Cairo: Human Rights Watch on Tuesday demanded a probe of Egypt’s President Abdul Fattah Al Sissi and two other officials for “crimes against humanity” in a crackdown that killed hundreds of protesters.

Security forces stormed two sit-ins of supporters of ousted president Mohammad Mursi in Cairo’s Rabaa Al Adawiya and Nahda squares on August 14, 2013, resulting in what HRW termed “one of the largest killings of demonstrators in a single day in recent history”.

A HRW report said its own investigation into the crackdown and interviews with more than 200 witnesses showed that security forces intentionally used “excessive lethal force” in breaking the sit-ins.

“The killings not only constituted serious violations of international human rights, but likely amounted to crimes against humanity,” according to the report, which HRW released to mark one year since the carnage.

HRW said its report identifies the most senior security officials and key leaders in the chain of command “who should be investigated .. including Interior Minister Mohamad Ebrahim, then defence minister Abdul Fattah Al Sissi, and Medhat Menshawi,” who led the crackdown at Rabaa Al Adawiya.

In a conference call, HRW executive director Kenneth Roth said the evidence gathered showed that the crackdown was a planned operation “that senior commanders ordered or quickly should have stopped but didn’t.

“This was not a war... most of the day police operated openly, shooting at people,” he said.

“These were widespread systematic attacks on civilian population,” Roth said.

“We are saying that the evidence is sufficient that those three people in particular warrant investigation into their role,” said HRW activist Omar Shakir.

In the lead up to the crackdown, officials had “envisioned killing of several thousand protesters,” he said.

At least 817 demonstrators died in Rabaa Al Adawiya square alone on that day, HRW said.

An AFP correspondent who was at the square saw more than 100 protesters killed several hours into the crackdown.

Police said eight policemen also died in Rabaa, from a total of 42 policemen killed across Egypt that day.

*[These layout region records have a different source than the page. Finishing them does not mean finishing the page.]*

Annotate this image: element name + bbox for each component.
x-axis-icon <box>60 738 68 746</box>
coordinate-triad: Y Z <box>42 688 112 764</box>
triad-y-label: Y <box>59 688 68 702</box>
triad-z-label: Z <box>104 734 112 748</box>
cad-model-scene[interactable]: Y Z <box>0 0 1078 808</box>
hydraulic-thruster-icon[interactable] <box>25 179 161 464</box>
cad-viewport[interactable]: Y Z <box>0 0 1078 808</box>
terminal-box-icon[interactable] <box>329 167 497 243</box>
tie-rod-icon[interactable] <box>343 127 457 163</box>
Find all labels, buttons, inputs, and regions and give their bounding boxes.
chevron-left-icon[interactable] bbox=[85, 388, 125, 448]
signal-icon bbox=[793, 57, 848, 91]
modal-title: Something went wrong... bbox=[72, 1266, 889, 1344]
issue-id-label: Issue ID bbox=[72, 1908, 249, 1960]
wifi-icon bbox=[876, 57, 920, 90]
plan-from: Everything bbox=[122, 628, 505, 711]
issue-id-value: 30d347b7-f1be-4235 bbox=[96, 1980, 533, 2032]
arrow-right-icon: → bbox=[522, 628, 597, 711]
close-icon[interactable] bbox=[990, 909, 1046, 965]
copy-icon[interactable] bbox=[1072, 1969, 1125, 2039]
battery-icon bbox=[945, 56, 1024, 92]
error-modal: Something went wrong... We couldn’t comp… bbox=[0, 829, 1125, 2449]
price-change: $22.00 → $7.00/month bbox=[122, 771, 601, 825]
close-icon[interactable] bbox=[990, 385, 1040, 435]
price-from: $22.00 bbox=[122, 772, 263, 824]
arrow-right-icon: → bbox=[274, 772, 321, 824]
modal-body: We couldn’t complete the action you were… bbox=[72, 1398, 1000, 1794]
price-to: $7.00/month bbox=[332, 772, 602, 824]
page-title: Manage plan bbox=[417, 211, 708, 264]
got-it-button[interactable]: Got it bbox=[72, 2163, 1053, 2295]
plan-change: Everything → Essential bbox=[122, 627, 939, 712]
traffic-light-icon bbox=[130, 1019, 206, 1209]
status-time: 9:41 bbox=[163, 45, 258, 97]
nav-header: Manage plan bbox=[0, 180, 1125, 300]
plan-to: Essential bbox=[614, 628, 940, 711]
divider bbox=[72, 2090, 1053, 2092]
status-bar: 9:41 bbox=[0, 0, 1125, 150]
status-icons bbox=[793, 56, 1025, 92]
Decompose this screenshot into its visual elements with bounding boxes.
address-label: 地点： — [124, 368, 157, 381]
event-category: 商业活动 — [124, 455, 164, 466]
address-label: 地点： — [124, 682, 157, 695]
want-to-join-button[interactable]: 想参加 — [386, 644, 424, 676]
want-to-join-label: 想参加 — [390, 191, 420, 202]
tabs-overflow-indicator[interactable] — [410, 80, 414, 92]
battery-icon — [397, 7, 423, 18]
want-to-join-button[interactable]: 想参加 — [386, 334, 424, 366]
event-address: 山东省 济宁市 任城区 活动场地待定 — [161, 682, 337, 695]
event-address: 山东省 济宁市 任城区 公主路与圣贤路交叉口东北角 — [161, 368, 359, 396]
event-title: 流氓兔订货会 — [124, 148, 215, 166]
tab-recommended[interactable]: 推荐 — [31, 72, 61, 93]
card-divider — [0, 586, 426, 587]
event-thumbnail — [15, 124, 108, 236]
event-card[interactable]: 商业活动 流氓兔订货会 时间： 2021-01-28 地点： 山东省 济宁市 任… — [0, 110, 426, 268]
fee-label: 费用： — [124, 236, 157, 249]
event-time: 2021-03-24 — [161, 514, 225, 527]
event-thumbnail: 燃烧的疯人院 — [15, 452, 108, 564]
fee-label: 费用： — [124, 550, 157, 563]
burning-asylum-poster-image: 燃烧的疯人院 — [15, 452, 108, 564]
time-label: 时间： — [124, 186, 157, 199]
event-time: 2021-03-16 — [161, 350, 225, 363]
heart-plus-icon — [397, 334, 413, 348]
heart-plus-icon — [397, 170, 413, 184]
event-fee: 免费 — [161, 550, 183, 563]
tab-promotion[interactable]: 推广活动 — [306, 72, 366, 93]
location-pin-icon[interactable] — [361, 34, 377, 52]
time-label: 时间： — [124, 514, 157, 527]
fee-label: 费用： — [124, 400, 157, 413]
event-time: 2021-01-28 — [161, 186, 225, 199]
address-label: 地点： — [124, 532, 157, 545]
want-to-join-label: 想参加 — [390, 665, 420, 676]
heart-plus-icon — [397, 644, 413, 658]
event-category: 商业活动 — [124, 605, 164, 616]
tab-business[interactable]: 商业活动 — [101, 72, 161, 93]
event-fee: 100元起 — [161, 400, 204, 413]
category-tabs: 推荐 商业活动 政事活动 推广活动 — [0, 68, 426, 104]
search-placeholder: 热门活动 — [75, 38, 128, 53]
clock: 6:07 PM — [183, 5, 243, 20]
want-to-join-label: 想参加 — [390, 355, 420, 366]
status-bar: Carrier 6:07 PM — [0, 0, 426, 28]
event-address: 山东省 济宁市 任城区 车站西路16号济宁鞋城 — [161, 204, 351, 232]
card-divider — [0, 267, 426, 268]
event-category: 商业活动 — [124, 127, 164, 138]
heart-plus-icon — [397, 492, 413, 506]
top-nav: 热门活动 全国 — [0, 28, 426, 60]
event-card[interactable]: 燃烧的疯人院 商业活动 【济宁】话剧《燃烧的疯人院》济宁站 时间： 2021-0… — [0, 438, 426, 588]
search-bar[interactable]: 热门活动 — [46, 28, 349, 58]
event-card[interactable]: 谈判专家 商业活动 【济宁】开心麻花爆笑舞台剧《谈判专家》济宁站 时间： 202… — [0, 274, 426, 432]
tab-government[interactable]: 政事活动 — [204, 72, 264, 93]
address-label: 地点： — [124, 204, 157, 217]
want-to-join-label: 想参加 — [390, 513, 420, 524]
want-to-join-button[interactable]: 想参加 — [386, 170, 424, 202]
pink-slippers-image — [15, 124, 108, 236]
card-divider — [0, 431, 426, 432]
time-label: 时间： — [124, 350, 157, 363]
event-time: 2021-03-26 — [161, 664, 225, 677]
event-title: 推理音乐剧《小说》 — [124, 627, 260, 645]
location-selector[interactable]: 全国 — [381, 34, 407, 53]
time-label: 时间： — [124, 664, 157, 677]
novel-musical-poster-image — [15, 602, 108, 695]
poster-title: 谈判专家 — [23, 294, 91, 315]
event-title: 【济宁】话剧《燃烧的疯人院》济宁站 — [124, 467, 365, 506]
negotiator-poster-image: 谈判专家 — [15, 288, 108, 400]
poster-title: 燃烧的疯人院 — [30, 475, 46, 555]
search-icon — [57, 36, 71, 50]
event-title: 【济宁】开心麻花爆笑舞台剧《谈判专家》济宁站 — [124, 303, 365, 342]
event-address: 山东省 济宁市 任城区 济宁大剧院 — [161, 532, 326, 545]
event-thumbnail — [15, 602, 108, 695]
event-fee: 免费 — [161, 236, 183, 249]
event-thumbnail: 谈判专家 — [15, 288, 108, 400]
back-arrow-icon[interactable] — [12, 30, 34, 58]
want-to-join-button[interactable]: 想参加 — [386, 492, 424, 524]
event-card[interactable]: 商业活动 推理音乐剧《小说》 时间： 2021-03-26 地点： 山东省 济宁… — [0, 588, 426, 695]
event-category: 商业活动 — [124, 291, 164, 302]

Since Mursi’s overthrow in July 2013, more than 1,400 people have died in street clashes, including the Rabaa carnage, over 15,000 have been jailed, among them Mursi and the top leadership of his Muslim Brotherhood, and over 200 have been sentenced to death in speedy trials.

The Rabaa crackdown was launched after thousands of pro-Mursi supporters refused to end their sit-ins despite repeated warnings by the authorities.

‘Licence to kill’

The authorities said the report lacked objectivity and that HRW itself had no legal status to work in Egypt.

A government statement said the report ignored that the “first martyr” on that day in Rabaa was a policemen who was shot dead, and that it also ignored all those killed in attacks planned by “those described in the report as peaceful protesters”.

Most of the deadly attacks that have rocked Egypt have occurred after the Rabaa crackdown.

The Rabaa crackdown was not “merely a case of excessive force or poor training,” said Roth in the report.

“It was a violent crackdown planned at the highest levels of the Egyptian government. Many of the same officials are still in power in Egypt, and have a lot to answer for.”

HRW’s Middle East director Sarah Leah Whitson urged setting up of a UN commission to probe the killings, charging that not a single security officer had been held accountable.

“That is certainly not a way to build a society... it’s a license to kill... it’s a license to do whatever it wants,” she said in the conference call, referring to security forces.

Roth and Whitson were barred from entering Egypt ahead of the release of the report.

The HRW report quoted survivors describing the assault.

“It was raining bullets. I smelled tear-gas and immediately saw people being hit and falling down around me,” said a businessman who was at the Rabaa Al Adawiya sit-in.

“I have no idea how many people were hit. We didn’t hear any warnings, nothing. It was like hell.”